Une rencontre est organisée avec Yves Bouvier qui propose un hôtel comme lieu de rendez-vous nous rapporte NZZ. Le «Kempinski» est le luxe incarné. La suite présidentielle coûte près de 11’000 francs suisses la nuit, et les sandwiches au salon près de 40 francs. Bouvier en a commandé un, plus une eau minérale à 11 francs. Il raconte alors sa version du Salvator Mundi et affirme être innocent. Et dans les deux heures et demie qui suivent, il prononce la phrase qui sonne comme une plaisanterie dans cet hôtel : «Je n’ai plus d’argent. »
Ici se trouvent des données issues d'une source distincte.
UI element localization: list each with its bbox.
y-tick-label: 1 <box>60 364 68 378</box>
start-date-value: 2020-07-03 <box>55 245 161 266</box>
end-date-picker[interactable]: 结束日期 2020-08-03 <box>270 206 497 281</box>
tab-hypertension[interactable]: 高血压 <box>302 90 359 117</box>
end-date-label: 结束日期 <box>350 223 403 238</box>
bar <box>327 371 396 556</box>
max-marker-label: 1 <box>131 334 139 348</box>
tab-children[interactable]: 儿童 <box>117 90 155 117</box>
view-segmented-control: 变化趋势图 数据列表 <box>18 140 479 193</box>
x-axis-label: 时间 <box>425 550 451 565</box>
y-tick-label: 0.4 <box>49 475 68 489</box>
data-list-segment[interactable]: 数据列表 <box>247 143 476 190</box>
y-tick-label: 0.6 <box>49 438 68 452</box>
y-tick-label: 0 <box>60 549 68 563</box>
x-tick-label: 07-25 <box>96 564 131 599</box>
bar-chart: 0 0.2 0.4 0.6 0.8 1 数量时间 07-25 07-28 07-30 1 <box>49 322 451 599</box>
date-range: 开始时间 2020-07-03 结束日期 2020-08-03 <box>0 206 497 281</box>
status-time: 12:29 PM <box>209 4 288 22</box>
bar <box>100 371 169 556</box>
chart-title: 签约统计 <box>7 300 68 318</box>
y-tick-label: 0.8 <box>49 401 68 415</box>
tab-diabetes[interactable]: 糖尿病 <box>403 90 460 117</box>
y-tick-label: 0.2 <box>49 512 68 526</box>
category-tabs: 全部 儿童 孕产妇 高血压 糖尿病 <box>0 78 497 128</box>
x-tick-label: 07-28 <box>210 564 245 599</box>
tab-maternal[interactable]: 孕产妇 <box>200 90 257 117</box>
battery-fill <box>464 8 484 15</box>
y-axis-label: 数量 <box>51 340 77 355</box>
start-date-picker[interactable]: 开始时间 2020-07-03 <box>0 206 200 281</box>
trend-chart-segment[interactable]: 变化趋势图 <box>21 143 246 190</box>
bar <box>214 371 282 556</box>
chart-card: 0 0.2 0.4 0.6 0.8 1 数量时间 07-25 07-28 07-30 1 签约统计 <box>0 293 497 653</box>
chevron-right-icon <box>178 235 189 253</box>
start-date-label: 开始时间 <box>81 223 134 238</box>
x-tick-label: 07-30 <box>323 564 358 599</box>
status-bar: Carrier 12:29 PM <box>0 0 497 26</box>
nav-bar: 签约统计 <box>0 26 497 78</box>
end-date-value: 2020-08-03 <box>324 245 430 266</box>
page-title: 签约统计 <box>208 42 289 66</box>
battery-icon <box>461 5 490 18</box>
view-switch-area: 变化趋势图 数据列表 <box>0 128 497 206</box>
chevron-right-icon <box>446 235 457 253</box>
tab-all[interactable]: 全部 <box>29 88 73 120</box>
Outre les parquets de Genève et de Monaco, l’Administration fédérale des contributions enquête également sur le citoyen suisse, qui a maintenant sa résidence officielle à Singapour. Elle l’accuse de délits fiscaux et a confisqué plusieurs de ses biens. Bouvier ne se considère pas comme un agresseur, mais plutôt comme une victime. Il affirme que : « Dmitri Rybolovlev et ses compagnies ont revendu beaucoup des tableaux en question avec un grand profit ». Parmi eux, bien sûr, le Salvator Mundi.
Une chose est sûre : la guerre féroce lors de la vente aux enchères de Christie’s a finalement fait grimper le prix du Rédempteur à des sommets célestes. Depuis la vente aux enchères, deux questions ont intrigué le public. Qui était prêt à payer une œuvre à ce prix ? Et où est le tableau aujourd’hui ?

Au moins une chose est certaine : l’acheteur a payé la facture du Salvator Mundi en totalité. C’est ce que rapporte une personne du cercle de Dmitri Rybolovlev, selon un article de NZZ.

La question de sa localisation aurait dû être éclaircie le 24 octobre dernier lors de l’inauguration de l’exposition Léonard de Vinci au Louvre. Une rumeur persistante laissait en effet penser que l’œuvre du maitre italien serait présenté lors de cette rétrospective. Pourtant, à l’ouverture de cette exposition, le Salvator Mundi brillait par son absence, relançant ainsi le mystère de sa localisation.